ALK rearrangement is uncommon, 4% of lung adenocarcinomas.

In contrast, ALK gene amplification is a common finding. It is probably seen in at least 20 -30% of lung adenocarcinomas. It has little practical significance for most patients.

It is proposed to be a mechanism of acquired resistance to Xalkori and other ALK drugs. In my experience, I find that patients who first present with both high ALK gene amplification and ALK rearrangement tend to progress quickly through Xalkori.

jessiewoods
Hello Dr Creelan

Hello Dr Creelan

thank you for your reply. Since I don't present with both ALK gene mutation and ALK gene amplification, rather I only present with the amplification or polysomy, do you think I would progress through Xalkori quickly? Is Xalkori a drug that might be worth me giving a try? just looking for clarification on your comment, some of it's over my head.

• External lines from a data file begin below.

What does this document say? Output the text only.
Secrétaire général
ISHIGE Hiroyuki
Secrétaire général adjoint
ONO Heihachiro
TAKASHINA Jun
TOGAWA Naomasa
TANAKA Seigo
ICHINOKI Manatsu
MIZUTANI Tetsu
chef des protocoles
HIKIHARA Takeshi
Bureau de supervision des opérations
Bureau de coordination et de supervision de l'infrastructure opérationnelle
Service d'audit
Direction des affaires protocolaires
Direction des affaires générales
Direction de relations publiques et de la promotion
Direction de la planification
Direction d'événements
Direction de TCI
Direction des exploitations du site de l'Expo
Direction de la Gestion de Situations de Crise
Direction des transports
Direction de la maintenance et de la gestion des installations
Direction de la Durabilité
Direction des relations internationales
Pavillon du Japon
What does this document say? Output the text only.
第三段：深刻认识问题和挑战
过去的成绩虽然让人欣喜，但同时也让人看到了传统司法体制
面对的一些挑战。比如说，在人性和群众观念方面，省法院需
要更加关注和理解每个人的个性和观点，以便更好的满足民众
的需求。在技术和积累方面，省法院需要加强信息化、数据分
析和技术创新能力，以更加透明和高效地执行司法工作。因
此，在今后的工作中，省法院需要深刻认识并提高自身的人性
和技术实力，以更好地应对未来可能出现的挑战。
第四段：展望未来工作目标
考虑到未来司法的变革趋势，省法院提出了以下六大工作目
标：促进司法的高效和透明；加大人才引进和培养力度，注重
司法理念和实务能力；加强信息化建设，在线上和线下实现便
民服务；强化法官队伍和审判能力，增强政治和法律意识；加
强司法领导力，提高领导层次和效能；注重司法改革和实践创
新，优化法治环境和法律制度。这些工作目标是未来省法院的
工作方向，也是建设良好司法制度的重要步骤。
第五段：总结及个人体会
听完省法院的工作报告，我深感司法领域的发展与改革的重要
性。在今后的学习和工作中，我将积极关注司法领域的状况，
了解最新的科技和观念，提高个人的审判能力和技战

Also, I received a report today from Foundation One Medicine. It shows ERBB2 mutation, which I understand is also known as HER2. Also it showed RICTOR amplification. Do these results anything more to you that you could comment on? I'm curious how the entire picture is evolving now and what options are out there that may address my entire situation? Reports are showing ALK polysomy plus ERBB2/HER2 mutation and now RICTOR amplification.

carrigallen
No, I would not suggest

No, I would not suggest trying the Xalkori currently for the ALK gene amplification/polysomy.

RICTOR is a gene involved in cancer cell proliferation. Relatively less is known about its clinical importance in lung cancer. There has been limited activity reported with mTOR inhibitors, mostly in the non-human lab setting. There has been durable stable disease reported in a handful of patients. Bottom line: I would only do this if it is part of clinical trial.

The HER2 mutation is more important. Drugs like afatinib have activity in this setting. There are several trials for HER2 mutation. You need to discuss the importance with an oncologist.